Calvino riprende il carattere labirintico della scrittura ariostesca, e ne trasforma il costante processo di dilatazione diegetica e dell’espansione spaziale in qualcosa di paradossale, mischiando la dimensione esteriore a quella interiore. Lo spazio diviene correlativo oggettivo di una interiorità inquieta in cui al vagare del corpo corrisponde il vagare dell’anima. L’uomo si perde così in una quête tutta esistenziale, eternamente uguale, appigliato alla pura materialità.
  “Il cavaliere inesistente” è l’esempio di un’esteriorità sostanziale. Svuotato di qualsiasi istanza spirituale il cavaliere è profondamente insoddisfatto. Infatti, nonostante sia tra tutti il paladino più efficiente, è anche il più infelice. 

“Dalle tende a cono si levava il concerto dei pesanti respiri addormentati. Cosa fosse quel poter chiudere gli occhi, perdere coscienza di sé, affondare in un vuoto delle proprie ore, e poi svegliandosi ritrovarsi eguale a prima, a riannodare i fili della propria vita, Agilulfo non lo poteva sapere e la sua invidia per la facoltà di dormire propria delle persone esistenti era un’invidia vaga, come di qualcosa che non si sa nemmeno concepire.”

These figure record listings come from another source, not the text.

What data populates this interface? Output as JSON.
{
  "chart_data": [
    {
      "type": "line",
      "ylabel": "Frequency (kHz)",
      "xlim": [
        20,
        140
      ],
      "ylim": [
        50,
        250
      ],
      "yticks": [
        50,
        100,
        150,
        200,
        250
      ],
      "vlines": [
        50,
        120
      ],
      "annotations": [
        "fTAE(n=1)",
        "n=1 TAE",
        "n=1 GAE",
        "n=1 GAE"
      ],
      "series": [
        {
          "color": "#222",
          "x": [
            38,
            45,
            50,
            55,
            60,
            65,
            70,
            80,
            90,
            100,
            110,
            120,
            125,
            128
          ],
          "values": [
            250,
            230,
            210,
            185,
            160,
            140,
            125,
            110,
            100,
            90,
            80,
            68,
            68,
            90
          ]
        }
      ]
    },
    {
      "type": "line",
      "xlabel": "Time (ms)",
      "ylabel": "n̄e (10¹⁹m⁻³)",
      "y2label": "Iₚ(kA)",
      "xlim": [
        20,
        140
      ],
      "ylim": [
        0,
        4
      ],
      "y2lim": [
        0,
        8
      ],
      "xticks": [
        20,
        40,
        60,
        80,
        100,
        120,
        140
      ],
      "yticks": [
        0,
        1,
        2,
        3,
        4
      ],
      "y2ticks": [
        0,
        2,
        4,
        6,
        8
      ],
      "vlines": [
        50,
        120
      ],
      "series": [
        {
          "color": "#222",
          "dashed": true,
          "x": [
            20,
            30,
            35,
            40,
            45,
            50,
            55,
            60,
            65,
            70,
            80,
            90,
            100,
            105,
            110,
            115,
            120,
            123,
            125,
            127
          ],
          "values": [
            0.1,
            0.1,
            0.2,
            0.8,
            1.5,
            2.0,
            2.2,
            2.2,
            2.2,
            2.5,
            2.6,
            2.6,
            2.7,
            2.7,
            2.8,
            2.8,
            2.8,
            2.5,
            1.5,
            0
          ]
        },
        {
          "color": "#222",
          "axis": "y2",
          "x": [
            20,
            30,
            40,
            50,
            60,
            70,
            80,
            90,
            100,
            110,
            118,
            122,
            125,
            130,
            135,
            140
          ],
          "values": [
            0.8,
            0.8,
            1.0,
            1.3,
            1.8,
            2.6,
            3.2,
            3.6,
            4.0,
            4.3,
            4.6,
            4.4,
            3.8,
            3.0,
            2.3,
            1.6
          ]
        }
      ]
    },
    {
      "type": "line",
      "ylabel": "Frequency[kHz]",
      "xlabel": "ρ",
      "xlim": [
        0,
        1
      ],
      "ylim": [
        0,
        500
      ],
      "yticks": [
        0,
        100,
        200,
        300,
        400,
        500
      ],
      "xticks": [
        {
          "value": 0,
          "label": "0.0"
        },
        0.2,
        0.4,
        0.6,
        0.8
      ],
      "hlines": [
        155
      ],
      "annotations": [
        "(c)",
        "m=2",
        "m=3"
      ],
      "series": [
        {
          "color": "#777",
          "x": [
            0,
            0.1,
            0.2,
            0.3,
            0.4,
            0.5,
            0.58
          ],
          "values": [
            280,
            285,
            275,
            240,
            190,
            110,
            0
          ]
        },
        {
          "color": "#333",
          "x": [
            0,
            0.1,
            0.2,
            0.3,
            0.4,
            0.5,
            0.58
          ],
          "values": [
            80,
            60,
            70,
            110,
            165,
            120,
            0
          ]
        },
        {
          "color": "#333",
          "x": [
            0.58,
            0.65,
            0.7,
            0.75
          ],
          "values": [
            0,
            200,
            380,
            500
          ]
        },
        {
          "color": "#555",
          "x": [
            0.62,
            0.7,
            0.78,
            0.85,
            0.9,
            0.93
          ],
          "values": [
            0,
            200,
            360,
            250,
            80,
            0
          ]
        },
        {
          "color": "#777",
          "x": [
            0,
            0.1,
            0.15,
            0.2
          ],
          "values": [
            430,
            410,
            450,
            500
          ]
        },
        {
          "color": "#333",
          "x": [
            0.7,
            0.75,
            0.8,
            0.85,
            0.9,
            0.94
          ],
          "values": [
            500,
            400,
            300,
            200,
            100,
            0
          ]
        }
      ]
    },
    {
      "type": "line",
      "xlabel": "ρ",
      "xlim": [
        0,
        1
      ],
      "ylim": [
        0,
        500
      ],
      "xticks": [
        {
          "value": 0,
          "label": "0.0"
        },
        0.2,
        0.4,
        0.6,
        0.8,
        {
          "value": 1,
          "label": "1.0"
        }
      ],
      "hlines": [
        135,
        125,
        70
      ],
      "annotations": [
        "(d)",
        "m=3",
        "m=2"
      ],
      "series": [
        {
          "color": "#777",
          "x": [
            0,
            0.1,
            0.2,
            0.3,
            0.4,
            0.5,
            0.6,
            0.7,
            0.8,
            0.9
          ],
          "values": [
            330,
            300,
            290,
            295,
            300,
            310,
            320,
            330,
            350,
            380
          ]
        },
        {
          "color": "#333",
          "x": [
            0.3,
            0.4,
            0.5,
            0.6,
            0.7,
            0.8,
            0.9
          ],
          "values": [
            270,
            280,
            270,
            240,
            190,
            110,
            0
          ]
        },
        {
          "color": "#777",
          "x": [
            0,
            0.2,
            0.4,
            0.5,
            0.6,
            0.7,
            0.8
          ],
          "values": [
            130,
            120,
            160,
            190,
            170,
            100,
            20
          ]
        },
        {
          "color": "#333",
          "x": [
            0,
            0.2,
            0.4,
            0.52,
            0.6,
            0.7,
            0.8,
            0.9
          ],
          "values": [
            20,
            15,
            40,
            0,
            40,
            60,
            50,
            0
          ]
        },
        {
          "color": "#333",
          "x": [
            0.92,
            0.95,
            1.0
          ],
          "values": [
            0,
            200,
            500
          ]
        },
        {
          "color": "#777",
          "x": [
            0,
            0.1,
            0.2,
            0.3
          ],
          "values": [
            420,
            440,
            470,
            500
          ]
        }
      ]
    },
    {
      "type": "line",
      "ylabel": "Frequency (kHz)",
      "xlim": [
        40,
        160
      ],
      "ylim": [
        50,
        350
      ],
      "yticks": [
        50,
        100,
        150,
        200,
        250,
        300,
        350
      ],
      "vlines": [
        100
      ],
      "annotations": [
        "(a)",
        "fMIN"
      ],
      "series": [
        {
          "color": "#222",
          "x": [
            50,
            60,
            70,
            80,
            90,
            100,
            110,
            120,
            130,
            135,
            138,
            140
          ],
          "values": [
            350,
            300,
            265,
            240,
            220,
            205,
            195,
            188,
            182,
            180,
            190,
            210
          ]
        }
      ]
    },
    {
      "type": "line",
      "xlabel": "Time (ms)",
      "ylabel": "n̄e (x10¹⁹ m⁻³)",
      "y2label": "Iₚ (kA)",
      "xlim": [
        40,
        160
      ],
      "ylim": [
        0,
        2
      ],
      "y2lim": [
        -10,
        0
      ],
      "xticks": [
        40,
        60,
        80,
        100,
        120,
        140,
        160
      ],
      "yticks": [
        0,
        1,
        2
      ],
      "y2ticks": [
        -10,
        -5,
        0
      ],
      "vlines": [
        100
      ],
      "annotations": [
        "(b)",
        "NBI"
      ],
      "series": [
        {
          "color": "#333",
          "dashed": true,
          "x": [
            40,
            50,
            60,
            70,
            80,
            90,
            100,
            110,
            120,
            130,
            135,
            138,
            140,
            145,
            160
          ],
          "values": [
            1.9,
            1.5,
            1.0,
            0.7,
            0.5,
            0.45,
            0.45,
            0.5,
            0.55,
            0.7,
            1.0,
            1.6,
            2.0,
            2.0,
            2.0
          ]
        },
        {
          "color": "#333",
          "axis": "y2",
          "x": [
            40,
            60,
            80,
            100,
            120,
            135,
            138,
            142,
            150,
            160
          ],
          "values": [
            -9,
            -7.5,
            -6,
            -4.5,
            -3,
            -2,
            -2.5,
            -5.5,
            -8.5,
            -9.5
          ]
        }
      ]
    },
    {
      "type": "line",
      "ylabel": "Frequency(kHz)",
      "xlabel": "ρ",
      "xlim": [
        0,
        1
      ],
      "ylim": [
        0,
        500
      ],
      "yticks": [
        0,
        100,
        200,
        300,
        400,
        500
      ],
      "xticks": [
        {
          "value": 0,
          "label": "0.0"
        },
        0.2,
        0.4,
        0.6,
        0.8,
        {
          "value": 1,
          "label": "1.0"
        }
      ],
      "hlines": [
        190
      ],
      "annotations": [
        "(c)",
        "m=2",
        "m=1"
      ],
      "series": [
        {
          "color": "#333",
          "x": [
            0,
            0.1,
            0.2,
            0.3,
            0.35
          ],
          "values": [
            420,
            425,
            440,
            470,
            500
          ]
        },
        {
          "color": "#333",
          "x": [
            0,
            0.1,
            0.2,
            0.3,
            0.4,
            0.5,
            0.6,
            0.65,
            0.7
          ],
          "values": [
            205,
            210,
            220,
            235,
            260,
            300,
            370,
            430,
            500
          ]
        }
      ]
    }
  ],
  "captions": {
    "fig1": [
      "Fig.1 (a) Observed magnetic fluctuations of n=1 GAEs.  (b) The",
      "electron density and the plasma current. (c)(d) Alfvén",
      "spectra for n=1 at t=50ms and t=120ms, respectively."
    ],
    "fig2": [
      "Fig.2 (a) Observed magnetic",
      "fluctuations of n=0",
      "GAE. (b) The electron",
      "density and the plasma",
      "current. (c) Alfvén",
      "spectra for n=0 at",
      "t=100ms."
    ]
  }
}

L’affermazione stessa della identità di Agilulfo diviene qualcosa di problematico. Il più grande paladino dell’epoca di Carlo Magno, altro non è che un’armatura vuota, un ammasso di ferraglia, che si muove in maniera inerziale. Attraverso la figura del cavaliere inesistente, Calvino mostra le ripercussioni disastrose che l’applicazione della filosofia naturalistica ha avuto sulla vita umana. La società dei consumi ha trasformato tutti in figli del caso, persi in uno spettacolo cosmologico che non si può controllare, vagabondi, che come Agilulfo, non hanno uno scopo.
Il cavaliere inesistente diviene nel romanzo calviniano l’immagine dell’uomo postmoderno, un moderno Sisifo, imprigionato in un continuo e incessante ripetersi di azioni vuote, fini a se stesse.
In una società così afflitta da crisi culturali e allo stesso tempo spirituali, l’essere umano si trasforma in qualcosa di puramente materiale,  privo di identità, afflitto tragicamente dal continuo sentimento dell’avvertimento della mancanza. Un uomo che crede di essere, ma che in realtà come Agilulfo, è un guscio vuoto, un puro apparire, un esule privato della terra materna, delle proprie origini. Destinato a una illacrimata sepoltura, bloccato in una continua tensione verso il divenire. 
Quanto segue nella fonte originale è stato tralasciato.